Если подвижники представляют собою завоевательную силу великоросса, то праведники — сила притягивающая. Праведник не действует, он только праведно существует — и все-таки неотразимо симпатичен. В большинстве праведники с виду как будто дураковаты, точь-в-точь дядя Аким во «Власти тьмы»; но если к ним приглядеться ближе, кажущаяся дурковатость оказывается идеальным простосердечием: не только обмануть, но даже польстить, даже быть любезным он не может. Душа у него чистая, а чистота проста и несложна. Потому просты его речи, несложны его мысли, фразы коротки, слова немудрены. Он сам несложен, и все мало-мальски более сложное — любезность, лесть, обман, хитросплетение мысли или чувства — он не понимает.

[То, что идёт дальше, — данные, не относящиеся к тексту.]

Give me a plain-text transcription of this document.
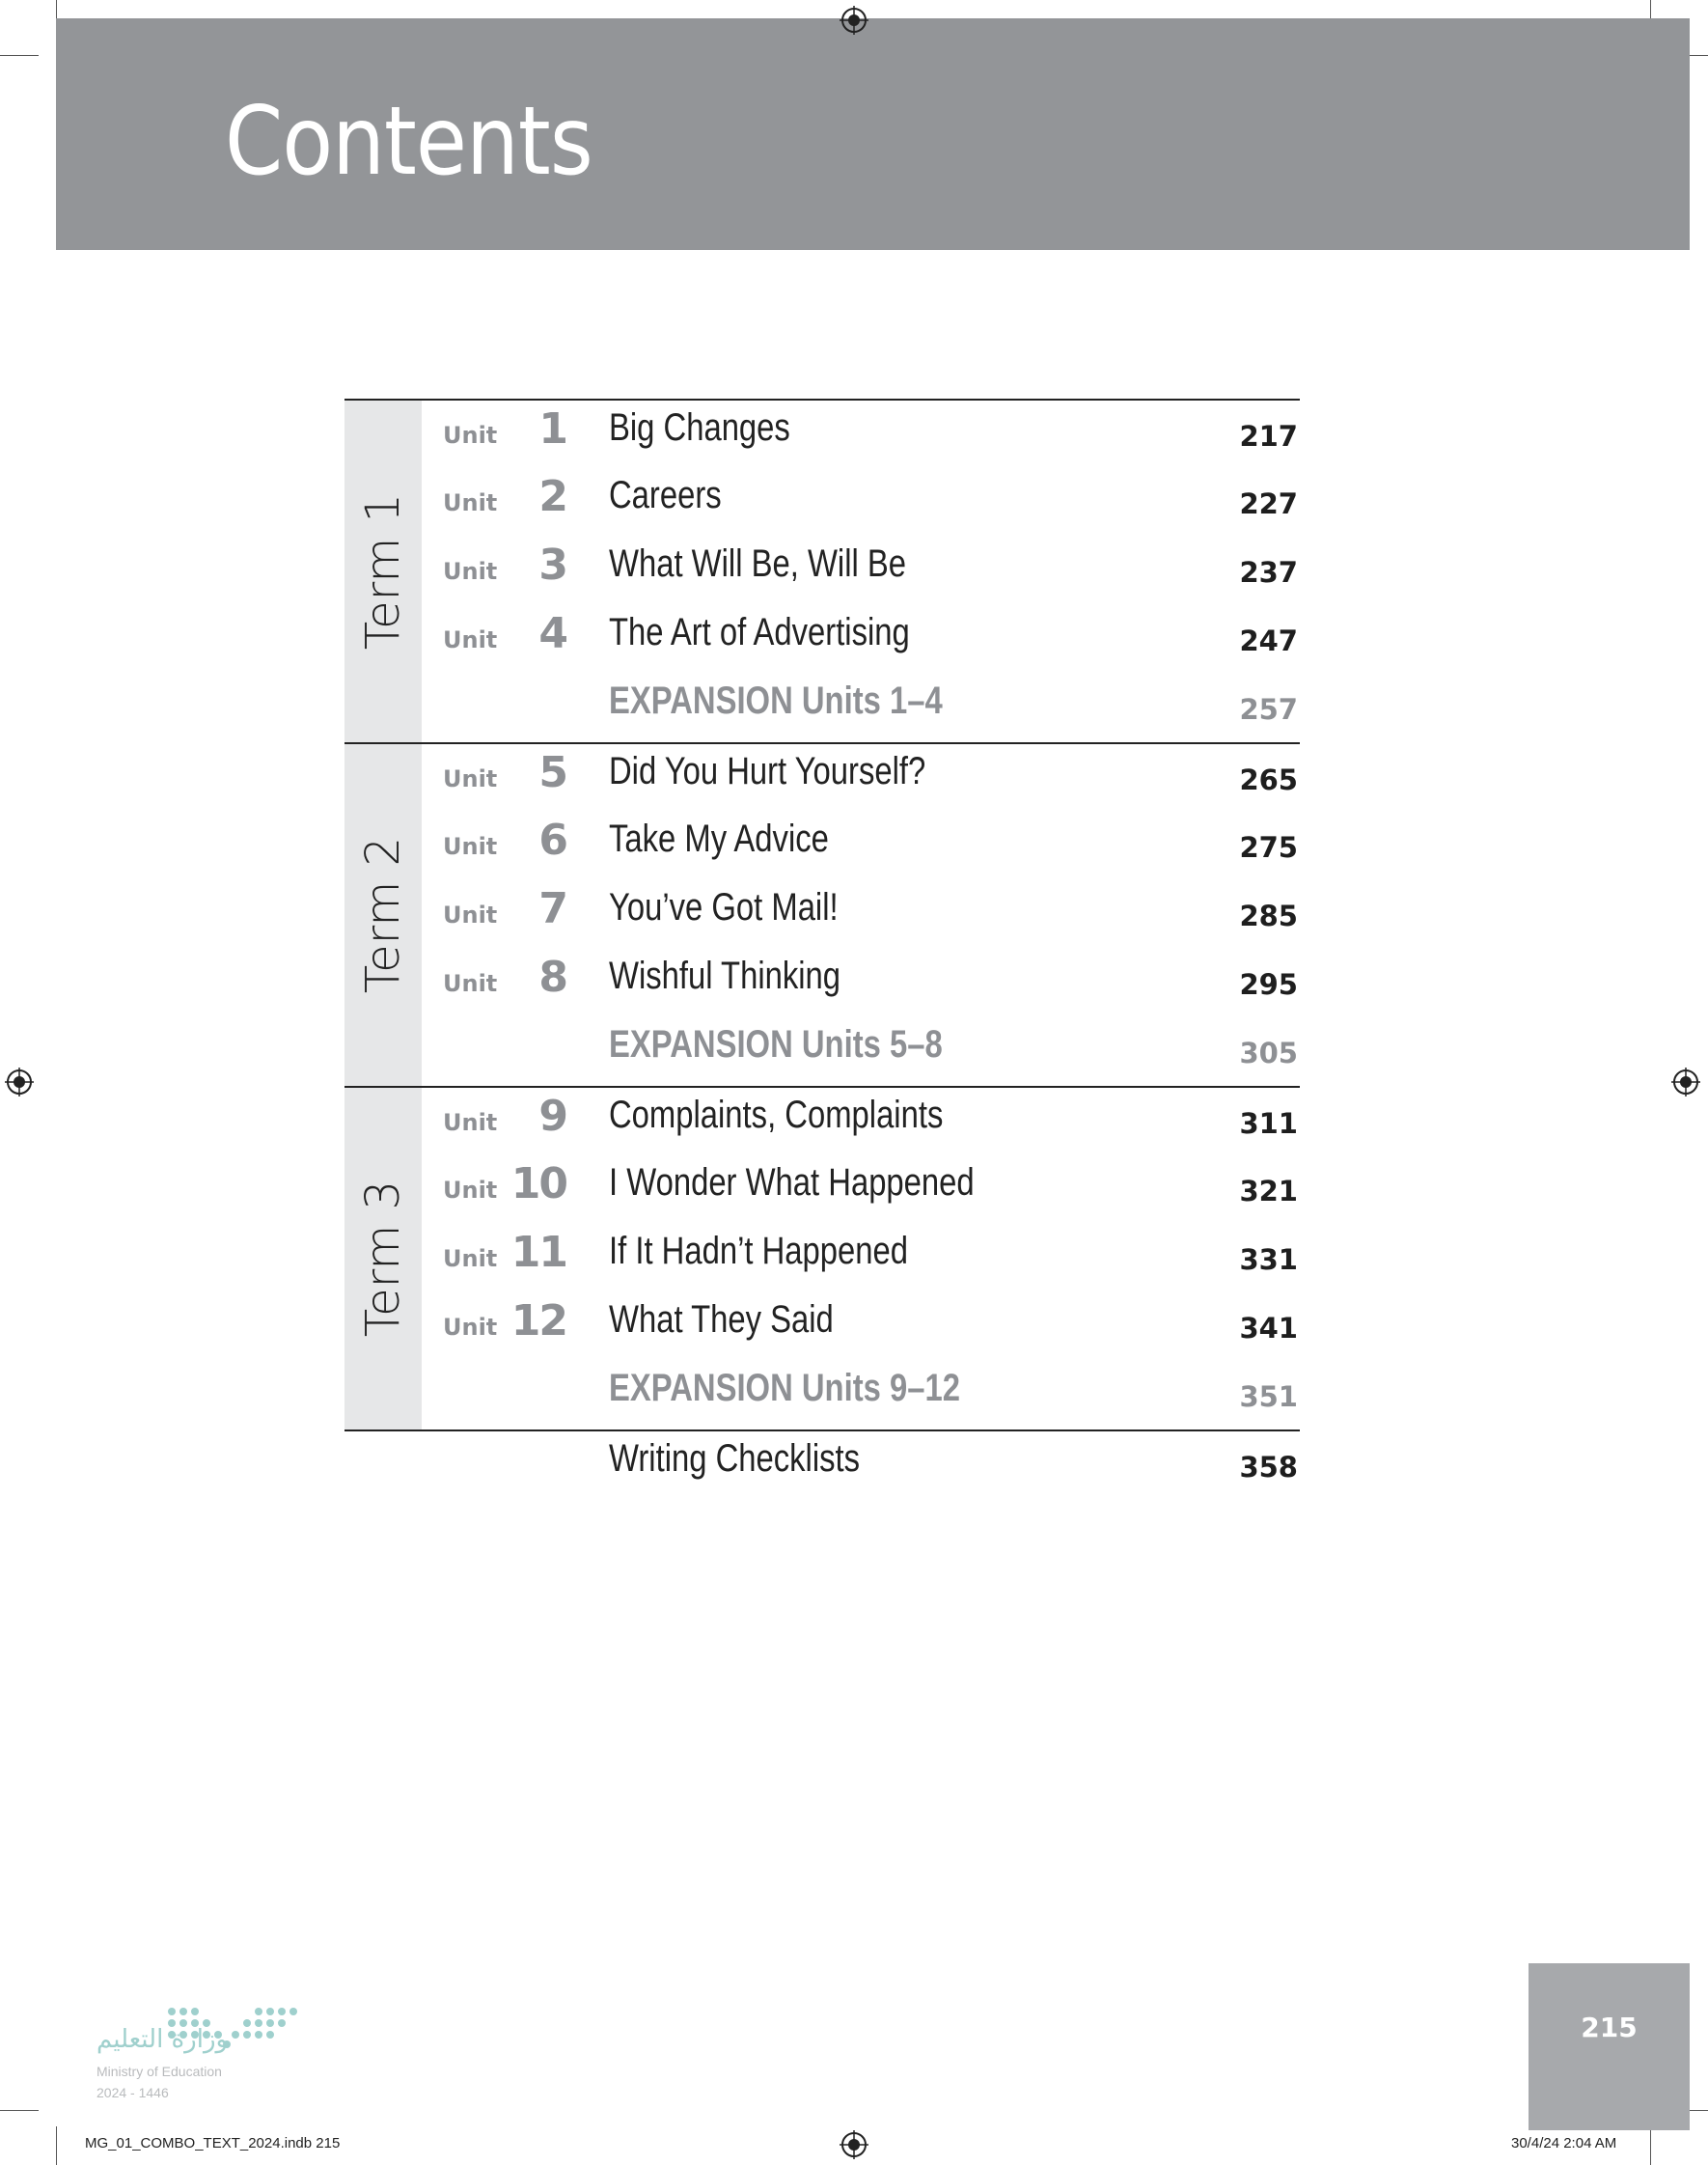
Contents
Term 1
Unit 1 Big Changes	217
Unit 2 Careers	227
Unit 3 What Will Be, Will Be	237
Unit 4 The Art of Advertising	247
EXPANSION Units 1–4	257
Term 2
Unit 5 Did You Hurt Yourself?	265
Unit 6 Take My Advice	275
Unit 7 You’ve Got Mail!	285
Unit 8 Wishful Thinking	295
EXPANSION Units 5–8	305
Term 3
Unit 9 Complaints, Complaints	311
Unit 10 I Wonder What Happened	321
Unit 11 If It Hadn’t Happened	331
Unit 12 What They Said	341
EXPANSION Units 9–12	351
Writing Checklists	358
وزارة التعليم
Ministry of Education
2024 - 1446
215
MG_01_COMBO_TEXT_2024.indb 215	30/4/24 2:04 AM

Пред нами маленькая-премаленькая худая старушка. Лет ей много, но она держится прямо, как девочка. Лицо у нее крохотное, все в морщинках, но свежее. В маленьких высохших ручках маленький платок, свернутый в комок. Ситцевая старая юбчонка совсем чистая. Так-же чиста куцавейка, вся покрытая аккуратно пригнанными заплатами. На голове темный платок. Старушка стоит, мнет руках платок, видимо от волненья забавно подымает плечи и смотрит прямо на вас наивными, как у ребенка или как у испуганного щенка, чистыми синенькими глазками.

— Ты, бабушка, что посматриваешь?

— Я — Данилова, родимый. Данилова я, Агафья Данилова, Данилова.

— Что-же тебе надобно?

Старушка вдруг всхлипывает и ловит пару слезинок на комочек платка.

— Голубчик ты мой, что-же я есть-то теперь буду!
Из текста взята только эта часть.